[Art_beyond_sight_learning_tools] Ancient maps soon online - audible maps for the visually impaired
Lisa Yayla
fnugg at online.no
Thu Feb 23 08:34:12 CST 2006
http://www.herald-sun.com/orange/10-703770.html
Hi,
This sounds very interesting and will have audible maps for the visually
impaired.
Regards,
Lisa
*
http://www.herald-sun.com/orange/10-703770.html
Ancient maps to soon go online*
February 19, 2006 5:43 pm
CHAPEL HILL -- While they may study places and people that are thousands
of years old, scholars at UNC are at the forefront of modernizing
antiquity.
Researchers long have had to dip into hefty and static atlases to study
the stomping grounds of Alexander the Great or the Roman emperors, but
they soon will be able to do so on a comprehensive, open-source database
on the Internet -- thanks to UNC's Ancient World Mapping Center.
The group started the project this month with the help of a $390,000
grant from the National Endowment for the Humanities. Mapping center
leaders hope the online project will serve as a template for other
humanities scholars to incorporate technology into their research.
"You think it's all so old, boring and crusty," Richard Talbert,
principal investigator of the project, said of the classics. "But it's
not."
Talbert, a history and classics professor at UNC, spent 12 years editing
the last large atlas of classical lands. The Barrington Atlas of the
Greek and Roman World, which was published in 2000, was the first work
of its kind since the 1870s.
The book's 100 maps illustrate the classical world -- from the British
Isles to the Indian subcontinent and into North Africa -- from 1000 B.C.
to 640 A.D.
Praised by scholars, the volume does have limitations. The printed maps
don't allow for easy inclusion of new discoveries. And at about three
feet long and costing around $350, the book is not always accessible for
readers.
"The more I got into it, I realized that this was likely only a
beginning," Talbert said of his work on the Barrington Atlas.
Soon after that volume was published, the Ancient World Mapping Center
was born at UNC and, with it, the idea to digitalize the maps.

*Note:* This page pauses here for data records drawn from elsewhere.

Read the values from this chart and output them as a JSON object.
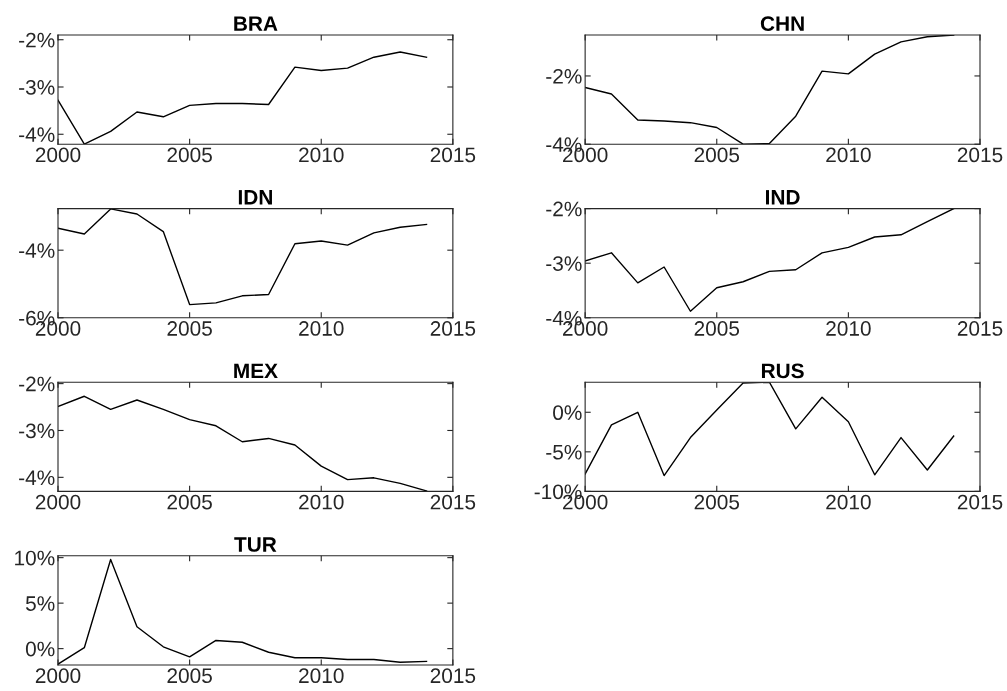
{
  "chart_data": [
    {
      "type": "line",
      "title": "BRA",
      "x": [
        2000,
        2001,
        2002,
        2003,
        2004,
        2005,
        2006,
        2007,
        2008,
        2009,
        2010,
        2011,
        2012,
        2013,
        2014
      ],
      "series": [
        {
          "color": "#000000",
          "values": [
            -3.28,
            -4.21,
            -3.94,
            -3.53,
            -3.63,
            -3.39,
            -3.35,
            -3.35,
            -3.37,
            -2.58,
            -2.65,
            -2.6,
            -2.37,
            -2.26,
            -2.37
          ]
        }
      ],
      "xlim": [
        2000,
        2015
      ],
      "xticks": [
        2000,
        2005,
        2010,
        2015
      ],
      "ylim": [
        -4.21,
        -1.9
      ],
      "yticks": [
        {
          "value": -4,
          "label": "-4%"
        },
        {
          "value": -3,
          "label": "-3%"
        },
        {
          "value": -2,
          "label": "-2%"
        }
      ],
      "grid": false,
      "legend": false
    },
    {
      "type": "line",
      "title": "CHN",
      "x": [
        2000,
        2001,
        2002,
        2003,
        2004,
        2005,
        2006,
        2007,
        2008,
        2009,
        2010,
        2011,
        2012,
        2013,
        2014
      ],
      "series": [
        {
          "color": "#000000",
          "values": [
            -2.34,
            -2.53,
            -3.29,
            -3.32,
            -3.37,
            -3.51,
            -4.0,
            -3.98,
            -3.18,
            -1.86,
            -1.94,
            -1.36,
            -1.0,
            -0.85,
            -0.8
          ]
        }
      ],
      "xlim": [
        2000,
        2015
      ],
      "xticks": [
        2000,
        2005,
        2010,
        2015
      ],
      "ylim": [
        -4.0,
        -0.8
      ],
      "yticks": [
        {
          "value": -4,
          "label": "-4%"
        },
        {
          "value": -2,
          "label": "-2%"
        }
      ],
      "grid": false,
      "legend": false
    },
    {
      "type": "line",
      "title": "IDN",
      "x": [
        2000,
        2001,
        2002,
        2003,
        2004,
        2005,
        2006,
        2007,
        2008,
        2009,
        2010,
        2011,
        2012,
        2013,
        2014
      ],
      "series": [
        {
          "color": "#000000",
          "values": [
            -3.35,
            -3.52,
            -2.78,
            -2.93,
            -3.45,
            -5.61,
            -5.56,
            -5.35,
            -5.31,
            -3.81,
            -3.73,
            -3.85,
            -3.49,
            -3.32,
            -3.24
          ]
        }
      ],
      "xlim": [
        2000,
        2015
      ],
      "xticks": [
        2000,
        2005,
        2010,
        2015
      ],
      "ylim": [
        -6.0,
        -2.77
      ],
      "yticks": [
        {
          "value": -6,
          "label": "-6%"
        },
        {
          "value": -4,
          "label": "-4%"
        }
      ],
      "grid": false,
      "legend": false
    },
    {
      "type": "line",
      "title": "IND",
      "x": [
        2000,
        2001,
        2002,
        2003,
        2004,
        2005,
        2006,
        2007,
        2008,
        2009,
        2010,
        2011,
        2012,
        2013,
        2014
      ],
      "series": [
        {
          "color": "#000000",
          "values": [
            -2.96,
            -2.81,
            -3.36,
            -3.07,
            -3.88,
            -3.45,
            -3.34,
            -3.15,
            -3.12,
            -2.81,
            -2.71,
            -2.52,
            -2.48,
            -2.24,
            -2.0
          ]
        }
      ],
      "xlim": [
        2000,
        2015
      ],
      "xticks": [
        2000,
        2005,
        2010,
        2015
      ],
      "ylim": [
        -4.0,
        -2.0
      ],
      "yticks": [
        {
          "value": -4,
          "label": "-4%"
        },
        {
          "value": -3,
          "label": "-3%"
        },
        {
          "value": -2,
          "label": "-2%"
        }
      ],
      "grid": false,
      "legend": false
    },
    {
      "type": "line",
      "title": "MEX",
      "x": [
        2000,
        2001,
        2002,
        2003,
        2004,
        2005,
        2006,
        2007,
        2008,
        2009,
        2010,
        2011,
        2012,
        2013,
        2014
      ],
      "series": [
        {
          "color": "#000000",
          "values": [
            -2.49,
            -2.27,
            -2.55,
            -2.35,
            -2.55,
            -2.77,
            -2.9,
            -3.24,
            -3.17,
            -3.31,
            -3.76,
            -4.05,
            -4.01,
            -4.13,
            -4.29
          ]
        }
      ],
      "xlim": [
        2000,
        2015
      ],
      "xticks": [
        2000,
        2005,
        2010,
        2015
      ],
      "ylim": [
        -4.3,
        -1.97
      ],
      "yticks": [
        {
          "value": -4,
          "label": "-4%"
        },
        {
          "value": -3,
          "label": "-3%"
        },
        {
          "value": -2,
          "label": "-2%"
        }
      ],
      "grid": false,
      "legend": false
    },
    {
      "type": "line",
      "title": "RUS",
      "x": [
        2000,
        2001,
        2002,
        2003,
        2004,
        2005,
        2006,
        2007,
        2008,
        2009,
        2010,
        2011,
        2012,
        2013,
        2014
      ],
      "series": [
        {
          "color": "#000000",
          "values": [
            -7.8,
            -1.6,
            0.0,
            -8.0,
            -3.2,
            0.3,
            3.7,
            3.8,
            -2.1,
            1.9,
            -1.2,
            -7.9,
            -3.2,
            -7.3,
            -3.0
          ]
        }
      ],
      "xlim": [
        2000,
        2015
      ],
      "xticks": [
        2000,
        2005,
        2010,
        2015
      ],
      "ylim": [
        -10,
        3.8
      ],
      "yticks": [
        {
          "value": -10,
          "label": "-10%"
        },
        {
          "value": -5,
          "label": "-5%"
        },
        {
          "value": 0,
          "label": "0%"
        }
      ],
      "grid": false,
      "legend": false
    },
    {
      "type": "line",
      "title": "TUR",
      "x": [
        2000,
        2001,
        2002,
        2003,
        2004,
        2005,
        2006,
        2007,
        2008,
        2009,
        2010,
        2011,
        2012,
        2013,
        2014
      ],
      "series": [
        {
          "color": "#000000",
          "values": [
            -1.7,
            0.1,
            9.8,
            2.4,
            0.2,
            -0.9,
            0.9,
            0.7,
            -0.4,
            -1.0,
            -1.0,
            -1.2,
            -1.2,
            -1.5,
            -1.4
          ]
        }
      ],
      "xlim": [
        2000,
        2015
      ],
      "xticks": [
        2000,
        2005,
        2010,
        2015
      ],
      "ylim": [
        -1.8,
        10.2
      ],
      "yticks": [
        {
          "value": 0,
          "label": "0%"
        },
        {
          "value": 5,
          "label": "5%"
        },
        {
          "value": 10,
          "label": "10%"
        }
      ],
      "grid": false,
      "legend": false
    }
  ]
}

The center also works on online and printed maps for beginning students,
and audible maps for the visually impaired. The newest project is called
Pleiades, after the daughters of Atlas in ancient mythology.
Pleiades' director, Tom Elliott, has a background in both the old and
the new. He earned a bachelor's degree in computer science from Duke and
a doctoral degree in ancient history from UNC.

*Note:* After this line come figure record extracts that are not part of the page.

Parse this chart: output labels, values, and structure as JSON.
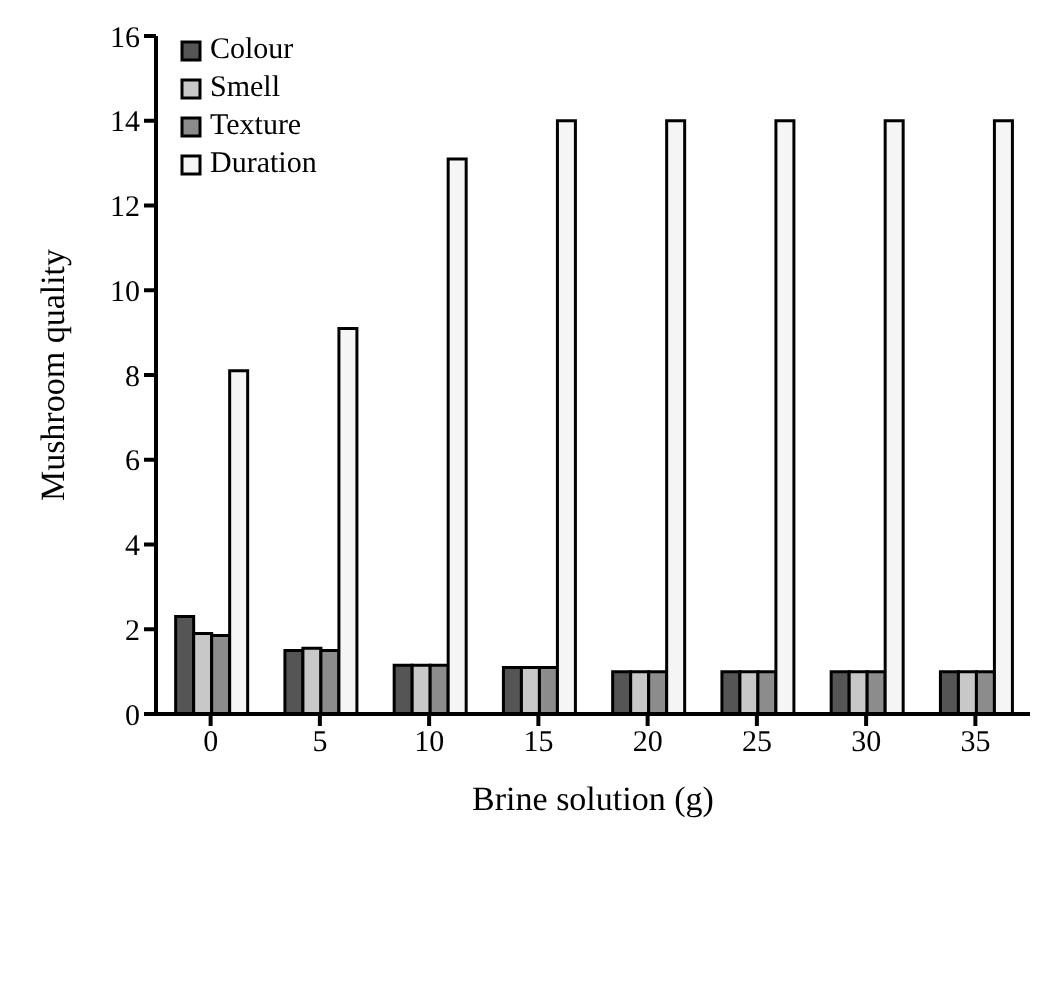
{
  "chart_data": {
    "type": "bar",
    "xlabel": "Brine solution (g)",
    "ylabel": "Mushroom quality",
    "categories": [
      "0",
      "5",
      "10",
      "15",
      "20",
      "25",
      "30",
      "35"
    ],
    "series": [
      {
        "name": "Colour",
        "color": "#555555",
        "values": [
          2.3,
          1.5,
          1.15,
          1.1,
          1.0,
          1.0,
          1.0,
          1.0
        ]
      },
      {
        "name": "Smell",
        "color": "#c8c8c8",
        "values": [
          1.9,
          1.55,
          1.15,
          1.1,
          1.0,
          1.0,
          1.0,
          1.0
        ]
      },
      {
        "name": "Texture",
        "color": "#8c8c8c",
        "values": [
          1.85,
          1.5,
          1.15,
          1.1,
          1.0,
          1.0,
          1.0,
          1.0
        ]
      },
      {
        "name": "Duration",
        "color": "#f5f5f5",
        "values": [
          8.1,
          9.1,
          13.1,
          14,
          14,
          14,
          14,
          14
        ]
      }
    ],
    "ylim": [
      0,
      16
    ],
    "yticks": [
      0,
      2,
      4,
      6,
      8,
      10,
      12,
      14,
      16
    ],
    "grid": false,
    "legend": "top left"
  }
}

Pleiades, which will bring the information from the Barrington Atlas
online, will minimize some of the disadvantages of the printed text,
Elliott said. For one, scholars can easily alter the maps to include new
discoveries.
The online database also will emphasize collaboration. Somewhat like the
Web site Wikipedia, anyone -- from university professors to casual
students of antiquity -- can suggest updates to the maps. Pleiades will
have a team of editors review the suggestions for accuracy.
The site also will connect with databases at other universities. Site
visitors looking for a place on a map also may be able to find an
overview of excavations that occurred there or listings of where it is
mentioned in literature.
Elliott said he hoped the endeavor would lead other humanist scholars to
incorporate technology into their research. The link is more intuitive
in the sciences, and researchers in the humanities often have little
training in the ways that technology can enhance their research, he said.